A Slump in Investment Banking and Trading Revenues

Morgan Stanley (MS) witnessed a 9% drop in third-quarter profits compared to a year ago, signaling ongoing challenges on Wall Street in the wake of a prolonged slump.

Lagging Behind Peers

While the decline in profits was milder than the 33% dip at rival Goldman Sachs (GS), Morgan Stanley’s performance placed it near the bottom among major banks. Notably, JPMorgan (JPM), Bank of America (BAC), Wells Fargo (WFC), and Citigroup (C) reported profit increases. Morgan Stanley’s investment banking revenues plummeted by 27% year-over-year, marking it as the weakest performer among large Wall Street-focused banks.

Mixed Results in Investment Banking

In contrast, Goldman Sachs, Bank of America, and Citigroup all saw increases in investment banking fees from the previous year. JPMorgan reported a modest decrease of 2.6% during the same period.

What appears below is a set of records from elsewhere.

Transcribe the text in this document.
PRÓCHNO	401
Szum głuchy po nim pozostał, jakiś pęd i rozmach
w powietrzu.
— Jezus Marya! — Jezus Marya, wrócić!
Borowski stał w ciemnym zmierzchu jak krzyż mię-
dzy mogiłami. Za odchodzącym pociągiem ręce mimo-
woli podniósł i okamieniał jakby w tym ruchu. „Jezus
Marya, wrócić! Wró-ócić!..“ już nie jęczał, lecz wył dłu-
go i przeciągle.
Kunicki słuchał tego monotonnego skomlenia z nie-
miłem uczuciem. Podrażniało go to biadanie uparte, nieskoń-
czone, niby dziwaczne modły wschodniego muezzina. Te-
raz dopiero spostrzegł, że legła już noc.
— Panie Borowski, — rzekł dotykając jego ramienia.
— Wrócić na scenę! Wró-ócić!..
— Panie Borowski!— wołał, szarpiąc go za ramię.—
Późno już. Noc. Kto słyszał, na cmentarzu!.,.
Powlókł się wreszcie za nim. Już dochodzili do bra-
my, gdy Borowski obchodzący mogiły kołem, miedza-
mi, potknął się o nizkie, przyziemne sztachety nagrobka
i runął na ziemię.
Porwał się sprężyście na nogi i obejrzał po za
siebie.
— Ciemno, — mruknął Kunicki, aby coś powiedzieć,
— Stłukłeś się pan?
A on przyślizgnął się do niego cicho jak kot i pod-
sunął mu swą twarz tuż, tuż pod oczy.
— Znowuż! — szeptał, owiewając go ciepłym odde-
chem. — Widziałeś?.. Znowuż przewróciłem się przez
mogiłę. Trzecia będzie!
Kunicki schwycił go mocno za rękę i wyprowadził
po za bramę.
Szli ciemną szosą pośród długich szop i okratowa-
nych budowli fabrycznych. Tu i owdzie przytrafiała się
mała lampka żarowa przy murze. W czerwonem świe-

Challenges in Trading Revenues

Morgan Stanley also faced a 4% decline in revenue from trading stocks and bonds. However, there were brighter spots in its wealth and investment management units, both of which posted higher year-over-year profits.

CEO’s Outlook

Morgan Stanley’s CEO, James Gorman, remarked, “While the market environment remained mixed this quarter, the firm delivered solid results.” Gorman, who announced his intention to step down as leader within the next 12 months, provided insight into the challenging market conditions.

Stock Performance

Morgan Stanley’s stock witnessed a 3.5% decline in early trading before the market opened on Wednesday. Year to date, its stock has declined by 5.5%, performing better than its peers except JPMorgan Chase and Wells Fargo. However, over the last three months, it experienced a steeper 7% drop, surpassing all big-bank peers except Citigroup.

Future Prospects

Gorman expressed optimism, noting that the firm is “seeing increasing evidence of M&A and underwriting calendars that are building.” While the momentum is expected to continue through the year, most of the activity is anticipated to materialize in 2024, according to Morgan Stanley’s outlook. The firm’s CFO, Sharon Yeshaya, highlighted sector diversification in completed deals and a backlog reflecting a similar pattern despite weaker quarterly results.